On Deadened Ears
Everyone who knows the relationship between a regular old pencil and a cassette has, at the very least, a latent awareness of sound degradation. Waiting for the announcer to stop talking over the track with your finger on the pause button of the trusty double tape deck with in-built receiver. Or perhaps it was finding just the right angle to hold the headphones from the radio over the mic of the separate portable tape recorder. We wanted the music we loved to come with us and play on command. As long as it was recognisable enough the quality was irrelevant.
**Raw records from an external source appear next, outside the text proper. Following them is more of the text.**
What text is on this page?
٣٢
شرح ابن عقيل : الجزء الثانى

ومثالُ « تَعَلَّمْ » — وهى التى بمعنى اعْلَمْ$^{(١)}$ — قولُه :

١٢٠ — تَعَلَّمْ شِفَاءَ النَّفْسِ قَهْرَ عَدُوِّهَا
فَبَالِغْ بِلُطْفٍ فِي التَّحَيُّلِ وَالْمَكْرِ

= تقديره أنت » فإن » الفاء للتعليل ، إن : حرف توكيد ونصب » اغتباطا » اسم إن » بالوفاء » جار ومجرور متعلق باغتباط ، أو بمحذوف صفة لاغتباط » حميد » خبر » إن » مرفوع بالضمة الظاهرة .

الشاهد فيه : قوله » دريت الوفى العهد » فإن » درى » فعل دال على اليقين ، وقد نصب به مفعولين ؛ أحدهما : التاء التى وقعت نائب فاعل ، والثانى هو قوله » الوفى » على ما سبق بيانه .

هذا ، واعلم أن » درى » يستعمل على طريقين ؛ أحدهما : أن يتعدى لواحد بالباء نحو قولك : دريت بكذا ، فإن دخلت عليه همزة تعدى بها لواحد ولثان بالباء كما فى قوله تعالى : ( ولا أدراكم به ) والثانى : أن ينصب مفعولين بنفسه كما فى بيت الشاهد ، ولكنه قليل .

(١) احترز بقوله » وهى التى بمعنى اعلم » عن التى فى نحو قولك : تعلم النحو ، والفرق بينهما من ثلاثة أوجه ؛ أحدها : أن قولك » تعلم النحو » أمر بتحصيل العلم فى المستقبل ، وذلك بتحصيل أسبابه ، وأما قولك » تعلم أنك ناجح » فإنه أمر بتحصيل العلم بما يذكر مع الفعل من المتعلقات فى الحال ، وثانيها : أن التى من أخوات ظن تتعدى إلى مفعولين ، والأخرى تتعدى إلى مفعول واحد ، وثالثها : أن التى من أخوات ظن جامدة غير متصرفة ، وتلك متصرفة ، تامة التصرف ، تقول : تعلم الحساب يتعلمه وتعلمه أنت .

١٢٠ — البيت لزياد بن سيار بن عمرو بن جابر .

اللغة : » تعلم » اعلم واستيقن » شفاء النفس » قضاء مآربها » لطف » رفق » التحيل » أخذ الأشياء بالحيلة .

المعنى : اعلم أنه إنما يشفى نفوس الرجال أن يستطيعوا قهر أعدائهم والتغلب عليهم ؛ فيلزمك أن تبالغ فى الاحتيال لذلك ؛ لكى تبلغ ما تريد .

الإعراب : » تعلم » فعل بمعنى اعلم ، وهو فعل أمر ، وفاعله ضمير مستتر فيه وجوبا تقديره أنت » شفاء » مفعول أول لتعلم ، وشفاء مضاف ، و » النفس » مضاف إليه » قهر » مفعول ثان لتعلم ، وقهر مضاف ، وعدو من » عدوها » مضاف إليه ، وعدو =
As someone who has only ever owned very few albums on vinyl, it wasn’t until I finally had a system good enough to hear the difference between the hand-tracklisted cassette copy of Roots made by a friend to the newly purchased CD version that I recall hearing it first. That effect of the familiar sounds opening up in all directions. Later Isoleé through a pair of HD-25s and the focus of the details edging as close to synaesthetic as ever experienced; textures rising and walking, full of personality and purpose.
To have your ears opened is a magical experience. To have them dulled is a deep sadness but only conspicuous if it’s immediate. Recently I’ve come to realise that my auditory expectations have become deadened by the insidious dual-headed fraudster of technology and convenience. Without ever bothering to look into it, I’d assumed that a 320kps mp3 was at least on-par with a CD recording, and that 120kps wasn’t even to be farted at. That gap of 200k was somehow the difference between a Bieber fan and an Electric Wizard connoisseur.
Recently, between a rant from an old friend, reading his eloquent missive about same and watching enthralled as Tony Andrews slowly dismantled my modern auditory assumptions, one thing has become clear: at least one of my senses has verifiably been inhabiting a poor facsimile of actual potential.
Thank you all for the slap in the ear.